Das Problem liegt in den Kliniken
Der Rückgang der Organspenden begründet sich aber nicht allein durch die geringe Anzahl an Personen mit Organspendeausweisen. „Das Problem liegt in den Kliniken, es werden uns weniger potenzielle Spender gemeldet“, erklärt Axel Rahmel aus dem Vorstand der Deutschen Stiftung Organspende (DSO).
Seit 2012 hat jedes deutsche Krankenhaus einen gesetzlich vorgeschriebenen Organspendebeauftragten. Dieser ist dafür verantwortlich, dass genug Informationen über Organtransplantation für Ärzte und Patienten verfügbar sind, dass nach Regeln der DSO gehandelt wird und Angehörige informiert und im Entscheidungsprozess unterstützt werden. Seehofer erklärt, dass es trotzdem „Schwierigkeiten bei der Spenderidentifizierung“ gibt. Sieben Prozent der Kliniken in Deutschland haben in den letzten neun Jahren kein einziges Organ gemeldet. Probleme bei der Bereitstellung und Erkennung von Spenderorganen haben viele Ursachen. Seehofer zufolge werden viele Organspender von den Organspendebeauftragten gar nicht identifiziert und können so ein lebensrettendes Organ gar nicht spenden. Dadurch gehen viele Spender auch aus organisatorischen Gründen verloren. Je kleiner die Klinik, desto seltener kommen die Organspendebeauftragten auch in Kontakt mit Organspende und die alltägliche Relevanz ist nicht mehr vorhanden.

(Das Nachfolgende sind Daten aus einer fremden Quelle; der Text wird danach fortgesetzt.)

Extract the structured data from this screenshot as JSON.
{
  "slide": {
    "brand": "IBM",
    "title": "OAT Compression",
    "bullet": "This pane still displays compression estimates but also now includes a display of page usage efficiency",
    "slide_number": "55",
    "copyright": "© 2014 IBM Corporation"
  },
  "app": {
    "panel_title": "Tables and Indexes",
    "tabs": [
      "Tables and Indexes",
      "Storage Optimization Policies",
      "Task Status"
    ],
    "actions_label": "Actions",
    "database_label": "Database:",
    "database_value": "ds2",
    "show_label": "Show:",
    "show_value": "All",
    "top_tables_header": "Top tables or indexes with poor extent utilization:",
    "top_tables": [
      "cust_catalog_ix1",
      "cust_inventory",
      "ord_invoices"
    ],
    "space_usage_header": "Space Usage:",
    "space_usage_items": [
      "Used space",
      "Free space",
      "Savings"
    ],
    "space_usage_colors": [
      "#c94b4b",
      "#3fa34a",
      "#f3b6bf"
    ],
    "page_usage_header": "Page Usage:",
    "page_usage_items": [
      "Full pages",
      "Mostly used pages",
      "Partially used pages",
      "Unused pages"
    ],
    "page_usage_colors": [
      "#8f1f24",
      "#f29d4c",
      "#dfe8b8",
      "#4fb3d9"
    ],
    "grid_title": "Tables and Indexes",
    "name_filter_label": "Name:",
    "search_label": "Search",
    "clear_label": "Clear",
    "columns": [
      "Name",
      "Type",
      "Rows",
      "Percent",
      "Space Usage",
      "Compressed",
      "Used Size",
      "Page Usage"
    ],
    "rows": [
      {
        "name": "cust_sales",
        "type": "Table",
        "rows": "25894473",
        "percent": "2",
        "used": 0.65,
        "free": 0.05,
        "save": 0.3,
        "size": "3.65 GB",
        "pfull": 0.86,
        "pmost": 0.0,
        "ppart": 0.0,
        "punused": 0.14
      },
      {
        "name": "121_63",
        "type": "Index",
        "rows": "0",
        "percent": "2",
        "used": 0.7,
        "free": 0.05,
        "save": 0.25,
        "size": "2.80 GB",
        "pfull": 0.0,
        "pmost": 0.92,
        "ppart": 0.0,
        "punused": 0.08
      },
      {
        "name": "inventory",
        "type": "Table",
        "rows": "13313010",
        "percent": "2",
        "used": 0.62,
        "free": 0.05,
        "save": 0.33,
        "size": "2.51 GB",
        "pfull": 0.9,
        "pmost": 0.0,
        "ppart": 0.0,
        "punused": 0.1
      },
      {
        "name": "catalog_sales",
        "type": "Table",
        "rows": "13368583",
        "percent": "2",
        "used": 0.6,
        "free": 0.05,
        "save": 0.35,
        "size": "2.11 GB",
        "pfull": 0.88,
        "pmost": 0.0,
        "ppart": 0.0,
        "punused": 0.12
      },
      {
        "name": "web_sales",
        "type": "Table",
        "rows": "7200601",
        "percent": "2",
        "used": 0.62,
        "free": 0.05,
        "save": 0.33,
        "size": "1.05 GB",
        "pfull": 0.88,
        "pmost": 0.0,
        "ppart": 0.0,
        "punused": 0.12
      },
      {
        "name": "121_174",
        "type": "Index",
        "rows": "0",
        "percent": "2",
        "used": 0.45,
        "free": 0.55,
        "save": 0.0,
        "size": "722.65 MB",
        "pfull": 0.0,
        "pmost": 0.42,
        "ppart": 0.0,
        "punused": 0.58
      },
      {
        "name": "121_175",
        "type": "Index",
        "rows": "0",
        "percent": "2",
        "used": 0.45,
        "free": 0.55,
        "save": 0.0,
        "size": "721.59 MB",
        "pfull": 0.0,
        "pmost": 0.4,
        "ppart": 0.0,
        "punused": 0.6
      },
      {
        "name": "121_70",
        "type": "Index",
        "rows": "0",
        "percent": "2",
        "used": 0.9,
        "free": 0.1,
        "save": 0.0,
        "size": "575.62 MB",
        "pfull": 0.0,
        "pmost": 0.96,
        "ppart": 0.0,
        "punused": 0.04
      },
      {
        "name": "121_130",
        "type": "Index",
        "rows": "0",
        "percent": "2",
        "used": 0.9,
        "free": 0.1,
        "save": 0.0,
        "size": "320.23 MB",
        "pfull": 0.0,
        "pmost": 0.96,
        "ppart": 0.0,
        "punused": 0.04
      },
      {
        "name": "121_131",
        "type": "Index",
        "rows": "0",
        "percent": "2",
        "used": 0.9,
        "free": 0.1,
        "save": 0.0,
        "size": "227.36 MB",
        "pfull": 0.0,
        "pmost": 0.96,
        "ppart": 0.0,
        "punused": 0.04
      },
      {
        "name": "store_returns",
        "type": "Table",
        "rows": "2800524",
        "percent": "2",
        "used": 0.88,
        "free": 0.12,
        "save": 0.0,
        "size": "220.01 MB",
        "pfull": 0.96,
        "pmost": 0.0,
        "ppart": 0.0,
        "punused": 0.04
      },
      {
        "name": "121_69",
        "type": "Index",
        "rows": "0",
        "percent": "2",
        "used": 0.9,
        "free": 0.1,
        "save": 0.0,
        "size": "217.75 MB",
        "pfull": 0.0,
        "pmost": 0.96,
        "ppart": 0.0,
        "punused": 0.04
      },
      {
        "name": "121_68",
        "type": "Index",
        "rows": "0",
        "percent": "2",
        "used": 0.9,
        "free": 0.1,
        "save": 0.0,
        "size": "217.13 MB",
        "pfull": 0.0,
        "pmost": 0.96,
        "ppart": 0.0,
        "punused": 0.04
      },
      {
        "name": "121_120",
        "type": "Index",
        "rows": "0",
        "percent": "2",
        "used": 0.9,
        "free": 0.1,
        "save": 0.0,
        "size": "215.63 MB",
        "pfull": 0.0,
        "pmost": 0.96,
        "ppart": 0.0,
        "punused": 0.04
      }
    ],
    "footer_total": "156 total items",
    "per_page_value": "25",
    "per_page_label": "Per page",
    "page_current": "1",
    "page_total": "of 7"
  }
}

Während das Verpflanzen der Organe in den Körper eines Spenders in Deutschland durchaus lukrativ ist, ist das Entnehmen häufig ein Minusgeschäft, das vor allem für kleine Kliniken schwer zu tragen ist. Für jede Operation bekommen Krankenhäuser eine Behandlungspauschale von der jeweiligen Krankenkasse gezahlt. Für Organentnahmen liegt diese laut Seehofer bei 4.000 bis 5.000 Euro. Hierbei werde nicht genug beachtet, was für ein aufwändiger Prozess die Behandlung sei und dass jede Klinik während des Prozesses natürlich das Bett nicht belegen könne. Personal sei beschäftigt, ein OP-Raum müsse freigehalten werden. Es sei kostenintensiv und die Gesamtkosten sind wahrscheinlich, wenn man es rein betriebswirtschaftlich betrachtet, durch die Organspendepauschale nicht abgedeckt. Sollte der Prozess der Organspende abgebrochen werden müssen, bekommen die Krankenhäuser manchmal auch nur 500 Euro, die „wahrscheinlich den finanziellen Ausfall, den ein Krankenhaus hat, wenn es einen Organspender von Anfang bis Ende auf der Intensivstation betreut, nicht ausgleichen.“
Ein Leben schenken
Die Angst vor dem Tod ist allgegenwärtig. Sie ist nicht Teil des Alltags, aber manchmal kommt sie auch in jungen Jahren ganz unerwartet. Der Tod ist ein Teil des Lebens. Kaum eine Wissenschaft ist so sicher wie die Medizin. Wenn man tot ist, dann ist man tot. Man kann den Begriff Hirntod anzweifeln und hinterfragen, ob man Organe spenden möchte. Entscheidend ist die Entscheidung. Auf meinem Organspendeausweis steht schon seit langem ein Kreuz bei „Ja“. Wenn ich nur noch durch Maschinen lebe, und sterbe, wenn diese abgestellt sind, warum soll ich dann nicht noch etwas Sinnvolles tun? Die letzten Minuten meines Lebens einen Akt der Nächstenliebe vollziehen. Einer anderen Person das Leben schenken, das mir nicht mehr möglich ist. Mein Herz schlägt weiter und gibt einem anderen Menschen die Chance weiterzuleben. Einem Menschen wie Babett, die heute sagen kann: „Letztendlich habe ich das Herz bekommen, damit ich weiterlebe!“
Den Organspendeausweis zum Ausdrucken oder Bestellen gibt es zum Beispiel unter www.organspende-info.de oder bei der Bundeszentrale für gesundheitliche Aufklärung.